The cumulative effects of heat styling can also contribute to damage of longer hair—if you flat iron or blow-dry every day, try changing your routine sometimes to give your hair a rest.
Conduct a Strand Test
You cannot repair the hair damage after repeated applications of hair color, bleach, and other chemical procedures such as perms or hair straightening. If bleaching at home, always conduct a strand test prior to bleaching, to ensure your hair is healthy enough to proceed. And wait 14 days between hair coloring and applying perms or chemical hair straighteners.
Other Tips to Minimize Hair Breakage
Another way to minimize damage is by applying a conditioner following a shampoo to decrease hair tangles. If you're prone to especially dry hair or you have damaged hair, you may even want to deep condition your hair weekly. This extra conditioning treatment will replenish your hair with added hydration. Protein treatments and leave-in conditioners are other post-shower options to add moisture and strength to help prevent breakage and split ends.
Choosing hairstyles that don’t involve lots of pins or clips or pulling also helps minimize breakage. If you want to put your hair into a ponytail, wait until your hair is dry and use a scrunchy or wide fabric band rather than a rubber band or clip or hair ties. Finally, comb and brush your hair as little as possible, especially with wet hair. Wet hair is much easier to break than dry hair.
Try to air-dry your hair when possible, but when needing to dry your hair quickly, use a water-whisking hair towel. Blow-drying and other heat tools can be damaging. If you use a blow dryer or any hot styling tool, be sure to apply a heat protectant product on your hair first, and add a deep conditioner to your routine, to reduce hair dryness. If your hair is particularly brittle, you try to avoid using hot tools.

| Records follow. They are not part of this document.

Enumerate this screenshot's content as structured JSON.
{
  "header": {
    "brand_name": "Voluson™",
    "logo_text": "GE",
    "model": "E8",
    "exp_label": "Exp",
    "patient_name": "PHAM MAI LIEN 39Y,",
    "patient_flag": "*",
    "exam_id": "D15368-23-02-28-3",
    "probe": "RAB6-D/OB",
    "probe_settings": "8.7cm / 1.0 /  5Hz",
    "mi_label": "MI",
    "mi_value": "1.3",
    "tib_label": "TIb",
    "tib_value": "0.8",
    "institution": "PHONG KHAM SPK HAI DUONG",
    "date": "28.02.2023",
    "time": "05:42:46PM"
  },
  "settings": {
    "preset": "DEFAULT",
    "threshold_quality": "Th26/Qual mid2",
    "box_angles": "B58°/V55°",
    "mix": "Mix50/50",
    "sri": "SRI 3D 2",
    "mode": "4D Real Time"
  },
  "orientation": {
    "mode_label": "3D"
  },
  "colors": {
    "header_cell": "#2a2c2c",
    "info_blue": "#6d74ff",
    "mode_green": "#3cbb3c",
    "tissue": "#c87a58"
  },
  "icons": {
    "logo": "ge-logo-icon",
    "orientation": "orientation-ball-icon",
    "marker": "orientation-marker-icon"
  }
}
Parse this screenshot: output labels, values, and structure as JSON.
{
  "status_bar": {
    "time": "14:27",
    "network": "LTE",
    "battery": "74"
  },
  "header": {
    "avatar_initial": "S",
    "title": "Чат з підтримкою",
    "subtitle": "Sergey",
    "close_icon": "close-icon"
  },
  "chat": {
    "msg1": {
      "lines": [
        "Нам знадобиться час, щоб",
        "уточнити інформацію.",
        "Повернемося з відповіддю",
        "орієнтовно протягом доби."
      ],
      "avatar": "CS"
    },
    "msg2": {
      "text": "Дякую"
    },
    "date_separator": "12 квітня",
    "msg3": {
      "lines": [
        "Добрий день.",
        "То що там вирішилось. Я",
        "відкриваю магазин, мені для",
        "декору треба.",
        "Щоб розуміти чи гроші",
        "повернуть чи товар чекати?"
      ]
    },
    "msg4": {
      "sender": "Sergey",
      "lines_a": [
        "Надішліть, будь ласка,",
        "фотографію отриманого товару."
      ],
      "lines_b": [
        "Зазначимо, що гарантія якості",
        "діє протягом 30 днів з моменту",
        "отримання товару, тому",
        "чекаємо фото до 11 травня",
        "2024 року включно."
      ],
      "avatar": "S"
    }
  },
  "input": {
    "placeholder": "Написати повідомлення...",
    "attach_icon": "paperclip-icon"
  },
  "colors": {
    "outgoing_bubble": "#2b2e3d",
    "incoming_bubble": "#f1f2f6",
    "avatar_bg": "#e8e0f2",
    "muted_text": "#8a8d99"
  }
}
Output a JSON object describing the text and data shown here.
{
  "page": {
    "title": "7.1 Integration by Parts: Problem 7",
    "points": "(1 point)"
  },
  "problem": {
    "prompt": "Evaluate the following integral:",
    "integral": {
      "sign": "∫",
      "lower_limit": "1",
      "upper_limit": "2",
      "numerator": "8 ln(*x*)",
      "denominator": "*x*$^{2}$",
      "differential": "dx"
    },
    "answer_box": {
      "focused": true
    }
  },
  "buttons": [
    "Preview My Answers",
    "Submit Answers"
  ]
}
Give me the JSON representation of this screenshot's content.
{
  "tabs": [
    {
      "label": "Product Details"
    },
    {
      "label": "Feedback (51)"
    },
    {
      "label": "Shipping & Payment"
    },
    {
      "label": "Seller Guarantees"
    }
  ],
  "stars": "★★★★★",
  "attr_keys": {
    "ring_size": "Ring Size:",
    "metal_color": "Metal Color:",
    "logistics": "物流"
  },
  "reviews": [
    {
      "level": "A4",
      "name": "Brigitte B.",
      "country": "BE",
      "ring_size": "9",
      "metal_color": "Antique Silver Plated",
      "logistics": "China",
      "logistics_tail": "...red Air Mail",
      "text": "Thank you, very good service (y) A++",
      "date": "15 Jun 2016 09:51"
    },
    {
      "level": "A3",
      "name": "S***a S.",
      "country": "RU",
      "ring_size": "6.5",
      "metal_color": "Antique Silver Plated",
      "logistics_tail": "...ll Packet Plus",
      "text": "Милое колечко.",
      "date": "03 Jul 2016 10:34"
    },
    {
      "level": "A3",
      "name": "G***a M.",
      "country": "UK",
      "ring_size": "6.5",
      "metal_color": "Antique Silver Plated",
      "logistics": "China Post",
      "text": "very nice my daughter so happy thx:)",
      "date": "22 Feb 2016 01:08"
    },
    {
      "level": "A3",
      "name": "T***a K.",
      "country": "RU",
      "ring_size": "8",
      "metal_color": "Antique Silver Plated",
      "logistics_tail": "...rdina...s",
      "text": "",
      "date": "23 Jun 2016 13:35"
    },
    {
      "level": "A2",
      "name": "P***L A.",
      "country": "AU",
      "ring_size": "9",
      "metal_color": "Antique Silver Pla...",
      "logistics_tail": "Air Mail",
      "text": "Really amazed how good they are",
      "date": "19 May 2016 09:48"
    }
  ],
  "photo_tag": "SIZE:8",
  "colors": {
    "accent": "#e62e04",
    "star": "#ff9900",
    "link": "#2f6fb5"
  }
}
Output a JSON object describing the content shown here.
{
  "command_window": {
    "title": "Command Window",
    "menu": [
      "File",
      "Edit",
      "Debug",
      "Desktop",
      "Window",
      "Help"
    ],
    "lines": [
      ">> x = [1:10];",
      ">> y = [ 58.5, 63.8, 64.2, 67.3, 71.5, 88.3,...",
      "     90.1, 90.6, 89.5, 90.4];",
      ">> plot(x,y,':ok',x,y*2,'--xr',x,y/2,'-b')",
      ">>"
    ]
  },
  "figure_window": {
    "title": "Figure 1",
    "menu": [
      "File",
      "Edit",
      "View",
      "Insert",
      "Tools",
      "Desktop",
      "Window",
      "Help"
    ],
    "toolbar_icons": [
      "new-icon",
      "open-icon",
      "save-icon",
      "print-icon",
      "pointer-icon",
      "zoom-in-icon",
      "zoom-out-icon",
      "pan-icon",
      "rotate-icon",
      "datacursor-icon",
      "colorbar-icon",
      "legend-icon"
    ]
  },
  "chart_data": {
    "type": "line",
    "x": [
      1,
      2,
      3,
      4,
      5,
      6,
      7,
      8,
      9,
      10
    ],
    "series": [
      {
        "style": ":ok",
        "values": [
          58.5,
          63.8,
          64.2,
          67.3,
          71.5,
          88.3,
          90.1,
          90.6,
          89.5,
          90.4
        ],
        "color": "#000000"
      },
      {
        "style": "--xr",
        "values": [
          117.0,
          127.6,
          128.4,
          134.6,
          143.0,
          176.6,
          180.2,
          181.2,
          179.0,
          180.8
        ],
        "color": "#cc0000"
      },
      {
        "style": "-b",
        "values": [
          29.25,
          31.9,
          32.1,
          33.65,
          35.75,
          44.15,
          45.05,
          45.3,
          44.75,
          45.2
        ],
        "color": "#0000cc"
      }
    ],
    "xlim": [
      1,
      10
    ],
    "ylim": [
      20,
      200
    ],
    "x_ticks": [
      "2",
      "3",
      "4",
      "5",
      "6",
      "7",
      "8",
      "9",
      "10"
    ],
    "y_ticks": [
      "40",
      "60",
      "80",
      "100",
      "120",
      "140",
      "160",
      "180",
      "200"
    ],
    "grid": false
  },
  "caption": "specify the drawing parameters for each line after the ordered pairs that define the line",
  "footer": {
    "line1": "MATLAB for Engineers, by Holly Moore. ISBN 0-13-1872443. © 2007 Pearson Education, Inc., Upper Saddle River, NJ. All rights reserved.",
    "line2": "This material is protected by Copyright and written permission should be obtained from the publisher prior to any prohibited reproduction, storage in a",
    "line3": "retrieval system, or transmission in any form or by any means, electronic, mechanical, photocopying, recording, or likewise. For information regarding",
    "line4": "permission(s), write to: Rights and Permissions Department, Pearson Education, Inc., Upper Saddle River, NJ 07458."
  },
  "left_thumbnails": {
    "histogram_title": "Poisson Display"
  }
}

Finally, avoid brushing your hair while it’s wet, but if you must, use a brush specifically designed for use on wet hair or a wide-tooth comb to minimize damage. You should be especially cautious if you have fine hair. The more you do to your hair from styling to coloring to brushing, the more breakage will occur. The potential weakening of your hair caused by hair dye is a trade off to get the hair color you want. Don't dye more frequently than necessary and use a quality hair color product. Following these tips will help minimize hair damage and breakage when coloring your hair. You'll notice fewer split ends and healthier-looking and feeling hair.